Dans le quartier du Blosne à Rennes, la justice a validé en mai 2026 l’expulsion d’une famille de son logement social, le fils aîné, un mineur de 17 ans, étant soupçonné de trafic de drogue. Première procédure de ce type en Bretagne, elle interroge l’équilibre entre sanction pénale et accompagnement social.
L’article en bref
Une décision judiciaire inédite bouscule une famille rennaise et suscite un débat sur la justice et la réinsertion des jeunes.
- Expulsion inédite validée : la justice approuve un départ forcé pour trafic
- Charge sur les proches : stigmatisation et risque de précarité familiales
- Enjeux sociaux et juridiques : application stricte de la loi narcotrafic
- Solidarité locale : associations bretonnes mobilisées pour la réinsertion
Cette affaire met en lumière l’urgence de concilier sanction judiciaire et accompagnement social.

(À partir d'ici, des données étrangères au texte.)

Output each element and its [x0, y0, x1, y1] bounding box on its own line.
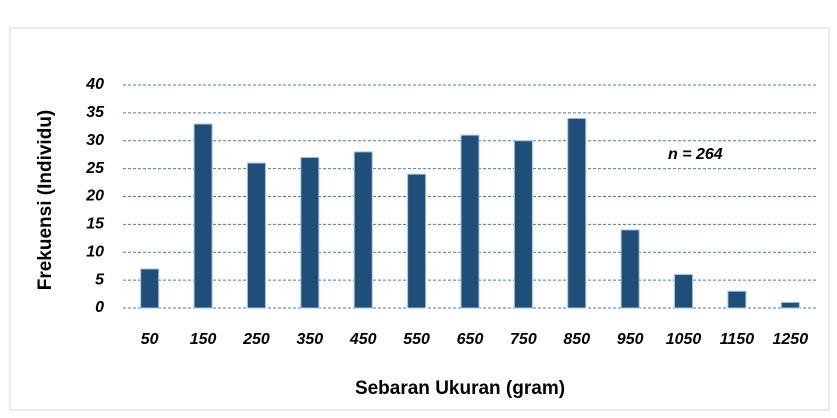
- y-tick-label: 5: [95, 271, 105, 288]
- y-tick-label: 40: [85, 76, 104, 93]
- bar: [193, 123, 213, 309]
- bar: [727, 290, 747, 309]
- x-tick-label: 450: [349, 331, 377, 348]
- bar: [140, 268, 160, 309]
- x-tick-label: 750: [510, 331, 537, 348]
- bar: [460, 134, 480, 309]
- x-axis-title: Sebaran Ukuran (gram): [355, 378, 565, 399]
- y-tick-label: 25: [85, 160, 105, 177]
- y-tick-label: 0: [95, 299, 104, 316]
- x-tick-label: 350: [296, 331, 323, 348]
- x-tick-label: 850: [563, 331, 590, 348]
- y-tick-label: 30: [86, 132, 104, 149]
- y-tick-label: 20: [85, 188, 104, 205]
- y-tick-label: 15: [86, 216, 105, 233]
- y-tick-label: 35: [86, 104, 105, 121]
- bar: [620, 229, 640, 309]
- x-tick-label: 150: [190, 331, 217, 348]
- x-tick-label: 950: [617, 331, 644, 348]
- x-tick-label: 250: [242, 331, 270, 348]
- bar: [300, 156, 320, 309]
- y-tick-label: 10: [86, 243, 104, 260]
- x-tick-label: 550: [403, 331, 430, 348]
- bar: [780, 301, 800, 309]
- x-tick-label: 1250: [773, 331, 809, 348]
- annotation: n = 264: [668, 146, 723, 163]
- y-axis-title: Frekuensi (Individu): [35, 110, 56, 291]
- bar: [407, 173, 427, 309]
- x-tick-label: 650: [457, 331, 484, 348]
- x-tick-label: 1150: [720, 331, 755, 348]
- bar: [246, 162, 266, 309]
- bar: [353, 151, 373, 309]
- x-tick-label: 1050: [666, 331, 702, 348]
- x-tick-label: 50: [141, 331, 159, 348]
- bar: [513, 140, 533, 309]
- bar: [567, 117, 587, 309]
- bar: [674, 274, 694, 309]
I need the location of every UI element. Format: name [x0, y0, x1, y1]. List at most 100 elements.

Procédure d’expulsion pionnière et cadre légal
Le tribunal judiciaire de Rennes a statué le 5 mai 2026 sur la demande du préfet d’Ille-et-Vilaine, fondée sur la loi contre le narcotrafic. Pour la première fois en Bretagne, l’implication présumée d’un mineur dans un réseau de drogue devient motif d’expulsion du logement social.
Le magistrat a retenu la gravité de la criminalité reprochée et l’impact sur le voisinage. La défense, appuyée par l’avocate de la mère, dénonce une mesure « disproportionnée » et promet de faire appel.
Cette étape institutionnelle révèle la montée en puissance des outils juridiques pour lutter contre le trafic de stupéfiants, tout en soulevant des questions de droit au logement.
Insight : la jurisprudence bretonne pourrait sceller de nouveaux précédents.

Conséquences familiales et enjeux de réinsertion
Pour la mère et ses deux plus jeunes enfants, l’expulsion signifie basculer dans l’incertitude. Sans point de chute, ils risquent de glisser vers une précarité accrue.
Marie Le Goff, travailleuse sociale à Douarnenez, observe que la stigmatisation peut entraver tout projet de réinsertion. Elle alerte sur la nécessité d’un soutien global, plutôt qu’un simple acte de justice froide.
- Isolement progressif de la mère face à la pression médiatique
- Difficulté d’accès à un nouveau logement social malgré les droits au relogement
- Risque de marginalisation du mineur dans les réseaux judiciaires et sociaux
- Besoin d’un suivi éducatif et psychologique individualisé
Ces points soulignent le défi de concilier sanction pénale et réponse sociale adaptée.
Insight : sans filets de sécurité, l’expulsion peut devenir un cercle vicieux de précarité.
Solidarité et initiatives bretonnes pour l’accompagnement
Dans les Côtes-d’Armor et le Finistère, plusieurs associations œuvrent à la réinsertion des jeunes confrontés à la criminalité. Aupès du collectif « Gwenn ha Du », on propose ateliers de réécriture de parcours et chantiers d’insertion.
Ces structures misent sur la transmission des savoirs traditionnels – broderie glazig, contes oraux, travaux maritimes – pour offrir un nouveau cap à ceux marqués par l’trafic de drogue. Elles prônent un accompagnement culturel autant que social.
Insight : la Bretagne puise dans son patrimoine immatériel un levier de réhabilitation humain et durable.